SCHNEIDER: Well, it might be. I mean, it is certainly competitive with the Gore proposal. We will have to look in detail at the cost of it, the benefits that are going to be provided. He didn't elaborate that too much in his speech. But it certainly is a proposal one can put side by side with the Gore proposal to see exactly which one would benefit seniors more, which one would reform Medicare to a greater degree, and which one would cost more.

HEMMER: Somebody much smarter than I will be able to answer this one, his direct comments toward the Clinton-Gore administration, will they take root?

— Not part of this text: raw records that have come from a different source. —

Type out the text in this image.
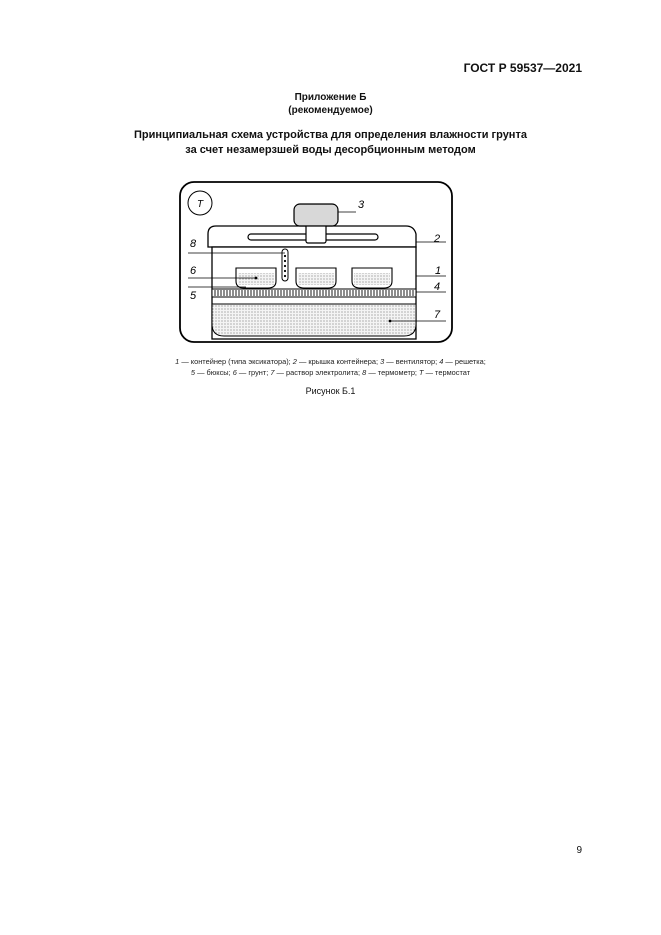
ГОСТ Р 59537—2021
Приложение Б
(рекомендуемое)
Принципиальная схема устройства для определения влажности грунта
за счет незамерзшей воды десорбционным методом
T	3
2
1
4
7
8
6
5
1 — контейнер (типа эксикатора); 2 — крышка контейнера; 3 — вентилятор; 4 — решетка;
5 — бюксы; 6 — грунт; 7 — раствор электролита; 8 — термометр; T — термостат
Рисунок Б.1
9
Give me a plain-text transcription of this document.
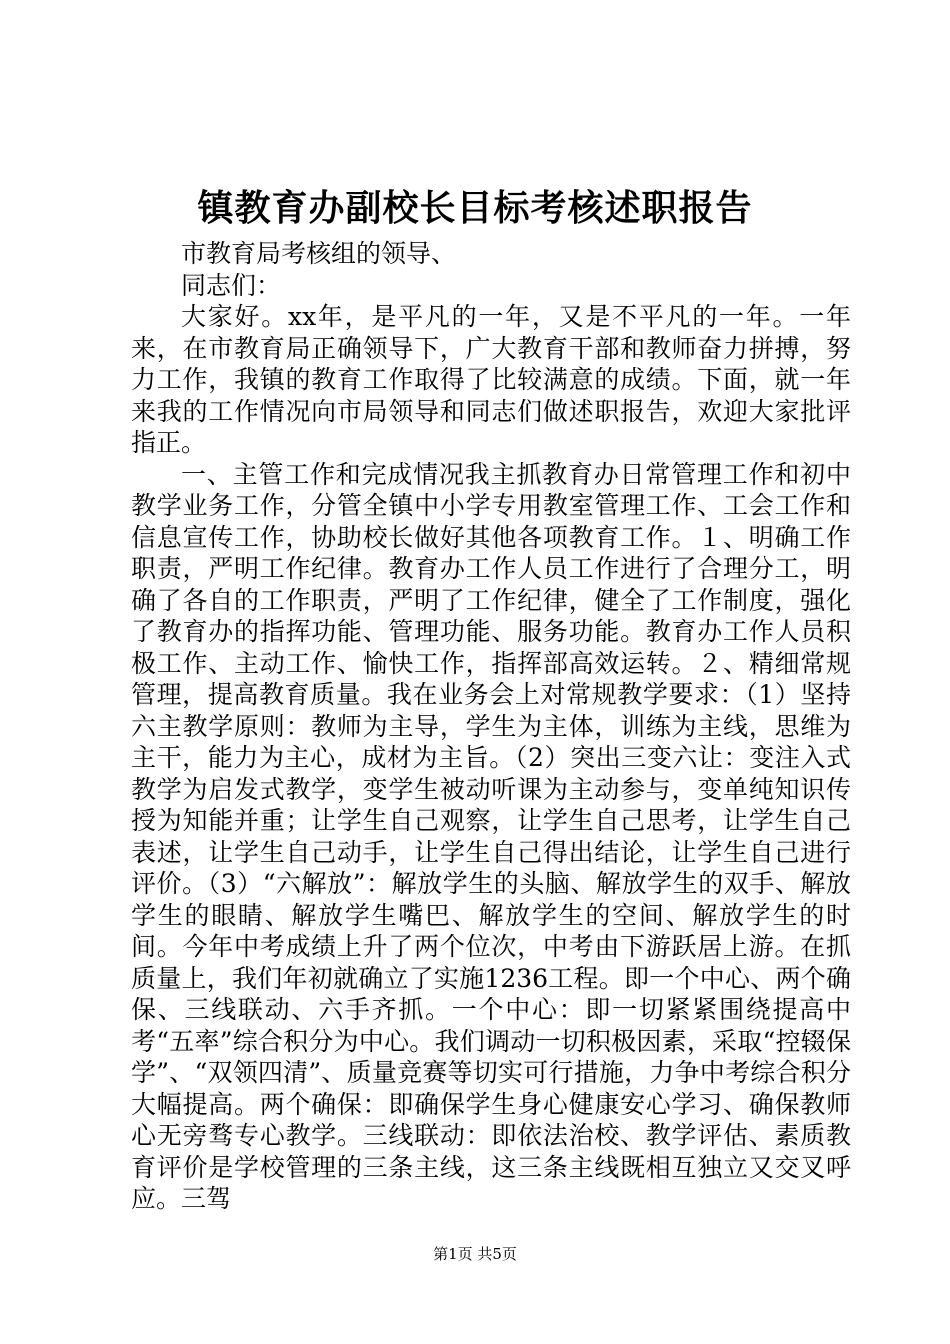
镇教育办副校长目标考核述职报告

市教育局考核组的领导、

同志们：

大家好。xx年，是平凡的一年，又是不平凡的一年。一年来，在市教育局正确领导下，广大教育干部和教师奋力拼搏，努力工作，我镇的教育工作取得了比较满意的成绩。下面，就一年来我的工作情况向市局领导和同志们做述职报告，欢迎大家批评指正。

一、主管工作和完成情况我主抓教育办日常管理工作和初中教学业务工作，分管全镇中小学专用教室管理工作、工会工作和信息宣传工作，协助校长做好其他各项教育工作。１、明确工作职责，严明工作纪律。教育办工作人员工作进行了合理分工，明确了各自的工作职责，严明了工作纪律，健全了工作制度，强化了教育办的指挥功能、管理功能、服务功能。教育办工作人员积极工作、主动工作、愉快工作，指挥部高效运转。２、精细常规管理，提高教育质量。我在业务会上对常规教学要求：（1）坚持六主教学原则：教师为主导，学生为主体，训练为主线，思维为主干，能力为主心，成材为主旨。（2）突出三变六让：变注入式教学为启发式教学，变学生被动听课为主动参与，变单纯知识传授为知能并重；让学生自己观察，让学生自己思考，让学生自己表述，让学生自己动手，让学生自己得出结论，让学生自己进行评价。（3）“六解放”：解放学生的头脑、解放学生的双手、解放学生的眼睛、解放学生嘴巴、解放学生的空间、解放学生的时间。今年中考成绩上升了两个位次，中考由下游跃居上游。在抓质量上，我们年初就确立了实施1236工程。即一个中心、两个确保、三线联动、六手齐抓。一个中心：即一切紧紧围绕提高中考“五率”综合积分为中心。我们调动一切积极因素，采取“控辍保学”、“双领四清”、质量竞赛等切实可行措施，力争中考综合积分大幅提高。两个确保：即确保学生身心健康安心学习、确保教师心无旁骛专心教学。三线联动：即依法治校、教学评估、素质教育评价是学校管理的三条主线，这三条主线既相互独立又交叉呼应。三驾

第1页 共5页
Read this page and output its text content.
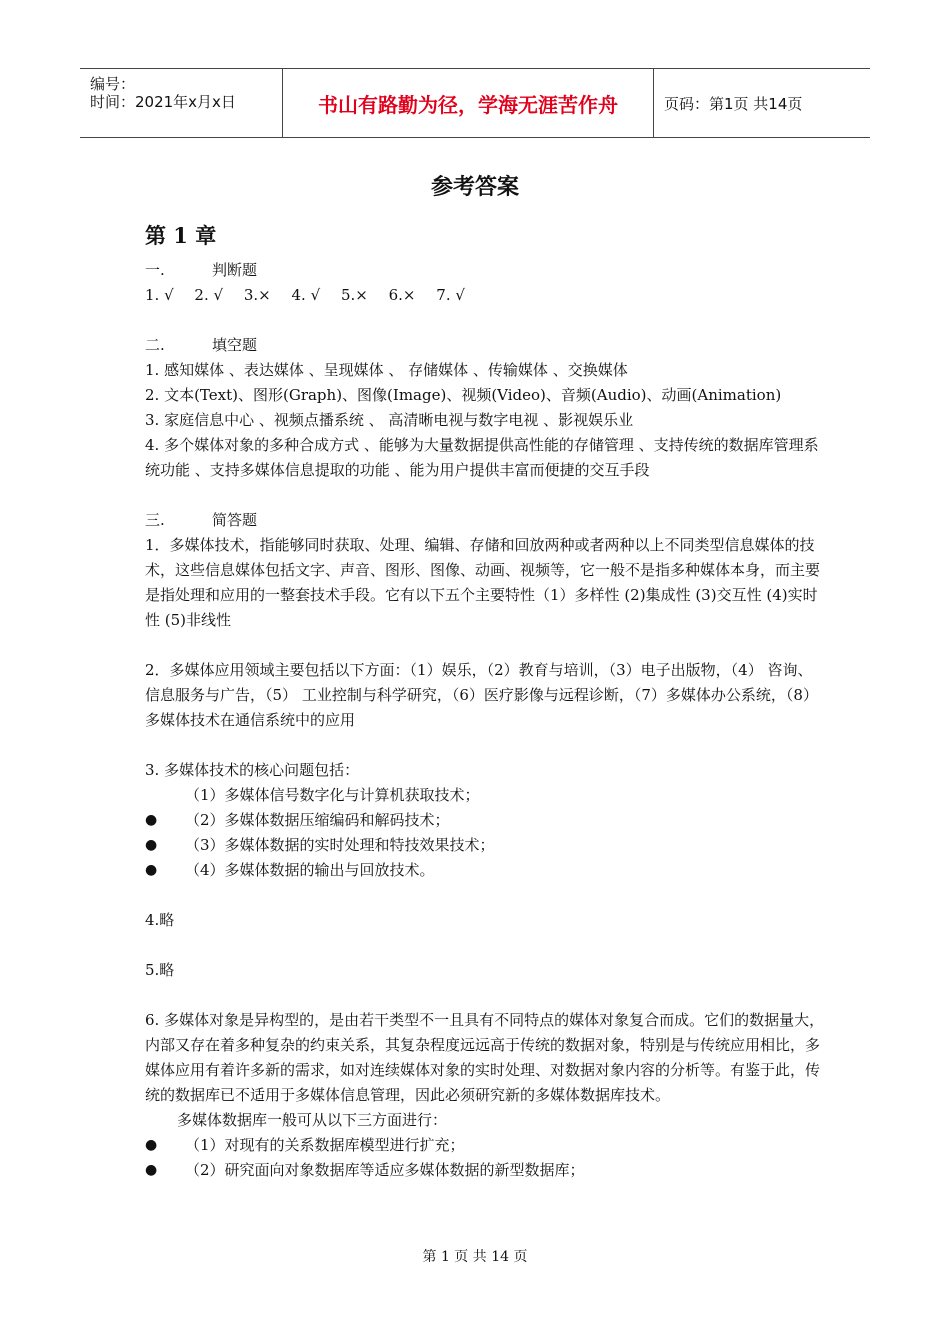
编号：
时间：2021年x月x日	书山有路勤为径，学海无涯苦作舟	页码：第1页 共14页
参考答案
第 1 章
一.	判断题
1. √ 2. √ 3.× 4. √ 5.× 6.× 7. √
二.	填空题
1. 感知媒体 、表达媒体 、呈现媒体 、 存储媒体 、传输媒体 、交换媒体
2. 文本(Text)、图形(Graph)、图像(Image)、视频(Video)、音频(Audio)、动画(Animation)
3. 家庭信息中心 、视频点播系统 、 高清晰电视与数字电视 、影视娱乐业
4. 多个媒体对象的多种合成方式 、能够为大量数据提供高性能的存储管理 、支持传统的数据库管理系统功能 、支持多媒体信息提取的功能 、能为用户提供丰富而便捷的交互手段
三.	简答题
1．多媒体技术，指能够同时获取、处理、编辑、存储和回放两种或者两种以上不同类型信息媒体的技术，这些信息媒体包括文字、声音、图形、图像、动画、视频等，它一般不是指多种媒体本身，而主要是指处理和应用的一整套技术手段。它有以下五个主要特性（1）多样性 (2)集成性 (3)交互性 (4)实时性 (5)非线性
2．多媒体应用领域主要包括以下方面：（1）娱乐，（2）教育与培训，（3）电子出版物，（4） 咨询、信息服务与广告，（5） 工业控制与科学研究，（6）医疗影像与远程诊断，（7）多媒体办公系统，（8）多媒体技术在通信系统中的应用
3. 多媒体技术的核心问题包括：
（1）多媒体信号数字化与计算机获取技术；
●	（2）多媒体数据压缩编码和解码技术；
●	（3）多媒体数据的实时处理和特技效果技术；
●	（4）多媒体数据的输出与回放技术。
4.略
5.略
6. 多媒体对象是异构型的，是由若干类型不一且具有不同特点的媒体对象复合而成。它们的数据量大，内部又存在着多种复杂的约束关系，其复杂程度远远高于传统的数据对象，特别是与传统应用相比，多媒体应用有着许多新的需求，如对连续媒体对象的实时处理、对数据对象内容的分析等。有鉴于此，传统的数据库已不适用于多媒体信息管理，因此必须研究新的多媒体数据库技术。
多媒体数据库一般可从以下三方面进行：
●	（1）对现有的关系数据库模型进行扩充；
●	（2）研究面向对象数据库等适应多媒体数据的新型数据库；
第 1 页 共 14 页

SCHNEIDER: Well, that is difficult to say, because, you know, I think to argue that the Clinton and Gore administration haven't really done very much. Well, look, you have had a Republican Congress, Democratic president, the president tried to do something very substantial in his health care reform program, it was far too much, even a Democratic Congress wouldn't give that to him. So you have had a lot of politics, a lot of wrangling between the president and the Congress.

I think where Bush scores his best point is when he says that he intends to be bipartisan. He wants to have a bipartisan approach. And in fact, several times, three or four times in his speech, he mentioned a Democrat from Louisiana, John Breaux, who is co-chairman of a Medicare Reform Commission, as an example of the kind of moderate Democrats that he feels he can work with. He also mentioned Senator Bob Kerrey, who is retiring from the United States Senate.

I think his point is: Clinton and Gore have had too much politics and not enough substance in their administration. He intends to operate from substance and to reach across the aisle to Democrats to work with them.

HEMMER: Bill Schneider, live in Washington. Thanks, Bill, for the analysis there. $158 billion proposal spread out over 10 years now on the table for voters to look at and decide.